I currently live in Leipzig, Germany. I have three car sharing stations (access to the whole car, not just a passenger seat on a specific journey) within a five-minute bike ride of home, a density which means that most people here have one within easy walking distance. People can thus opt to make use of a car for a few hours when they really need one, without having to own one. They are then more likely to use their feet, bikes and public transport the rest of the time.
Although the myriad of hurdles facing car clubs in Britain are now coming down (authorities, insurance issues etc.), car clubs are still pretty rare. I realise that not having a car club round the corner is ‘not the end of the world’, but it is one of those elements which affects how I live my life and view those around me. As I’ve written before, a car-sharing society is one sign of having a caring, sharing society. Of course, this isn’t the end of the road; I’d like to see clubs make electric vehicles available, and a goods bike or two, but progress is being made.

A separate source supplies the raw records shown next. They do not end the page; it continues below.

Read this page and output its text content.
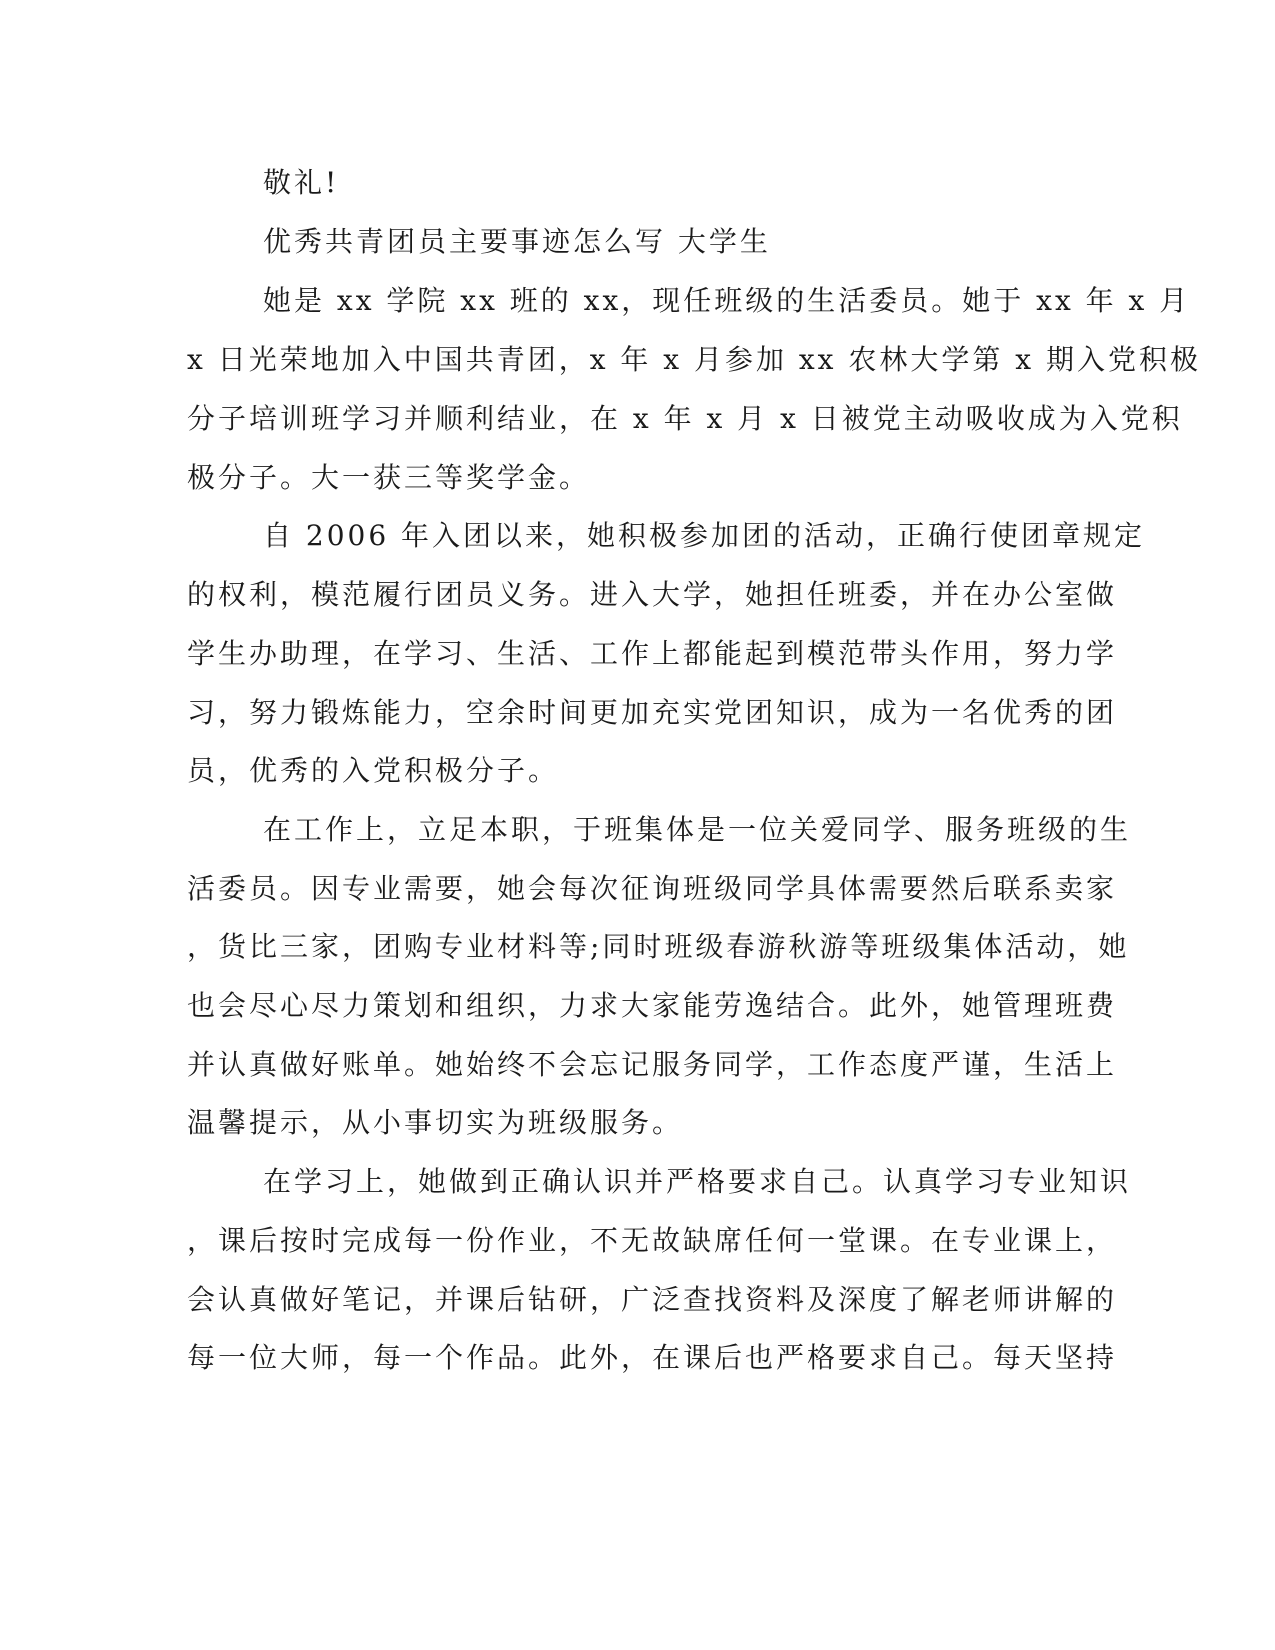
敬礼!

优秀共青团员主要事迹怎么写 大学生

她是 xx 学院 xx 班的 xx，现任班级的生活委员。她于 xx 年 x 月

x 日光荣地加入中国共青团，x 年 x 月参加 xx 农林大学第 x 期入党积极

分子培训班学习并顺利结业，在 x 年 x 月 x 日被党主动吸收成为入党积

极分子。大一获三等奖学金。

自 2006 年入团以来，她积极参加团的活动，正确行使团章规定

的权利，模范履行团员义务。进入大学，她担任班委，并在办公室做

学生办助理，在学习、生活、工作上都能起到模范带头作用，努力学

习，努力锻炼能力，空余时间更加充实党团知识，成为一名优秀的团

员，优秀的入党积极分子。

在工作上，立足本职，于班集体是一位关爱同学、服务班级的生

活委员。因专业需要，她会每次征询班级同学具体需要然后联系卖家

，货比三家，团购专业材料等;同时班级春游秋游等班级集体活动，她

也会尽心尽力策划和组织，力求大家能劳逸结合。此外，她管理班费

并认真做好账单。她始终不会忘记服务同学，工作态度严谨，生活上

温馨提示，从小事切实为班级服务。

在学习上，她做到正确认识并严格要求自己。认真学习专业知识

，课后按时完成每一份作业，不无故缺席任何一堂课。在专业课上，

会认真做好笔记，并课后钻研，广泛查找资料及深度了解老师讲解的

每一位大师，每一个作品。此外，在课后也严格要求自己。每天坚持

Another example is wind power. In Germany there are some 17,000 turbines up and running, and I also own a share in a wind farm myself. My share produces about 50 times more green electricity annually than my home electricity use. In Britain I have to put up with negative articles and people saying that wind turbines ‘don’t work’.
It really does seem to me to be a different world when I’m in England, even a different planet perhaps. Judging by the goings on around me on some topics, I could quite easily believe that the air is simply too thin for wind power to work, or that because of some quirk of chemistry and household plumbing all water must be made drinkable first, regardless of the non-drinking use it is then put to.
I have now discovered a new world, one in which people of different nations live and work side by side, with plenty of space and no material shortages, as long as you are prepared to spend a certain amount of time working to acquire them. As you’ve probably already guessed, this new world is unfortunately not a real one: it’s only a massively online computer ‘game’, or experience, where thousands of players online can interact in real time in a 3-d environment. And yet, having another realm of experience at my disposal in addition to my German and English ones has got me thinking about how many shared environments I can actually take part in and whether they can affect each other. What could be learnt here and taken into the real world?
Unless they provide real-world funding for themselves in the virtual world, citizens start off poor and have to work their way up over a period of months. After a couple of years of running, the economy has already reached the point where the basic raw materials are worth next to nothing, and the large number of gatherers are not fairly rewarded for their work. If someone were to fight for the principles of fair trade here, for example, that might also consciously reach players in their real lives too, where virtually 100% are playing the well-off side of the coin. As it’s not about actual life and death in the virtual world, it’s almost a challenge to put your nose to the grindstone, but the unfairness of then being paid a pittance is striking.
It’s still early days yet, but the registered population is already about half a million and rising. An interesting factor may become the timescale of development. Whatever happens to this society, the odds are that it will happen much faster than changes to real-life society, just as human society has changed at a pace which must come as a complete shock to any gods who have been watching Earth’s progress according to geological timescales. Can we learn about different avenues that we may take by simulating them on virtual worlds with real participants? Green taxation, citizens’ income? Has the time come for Friends of the Earth to go virtual? Don’t just get a life, get a virtual one!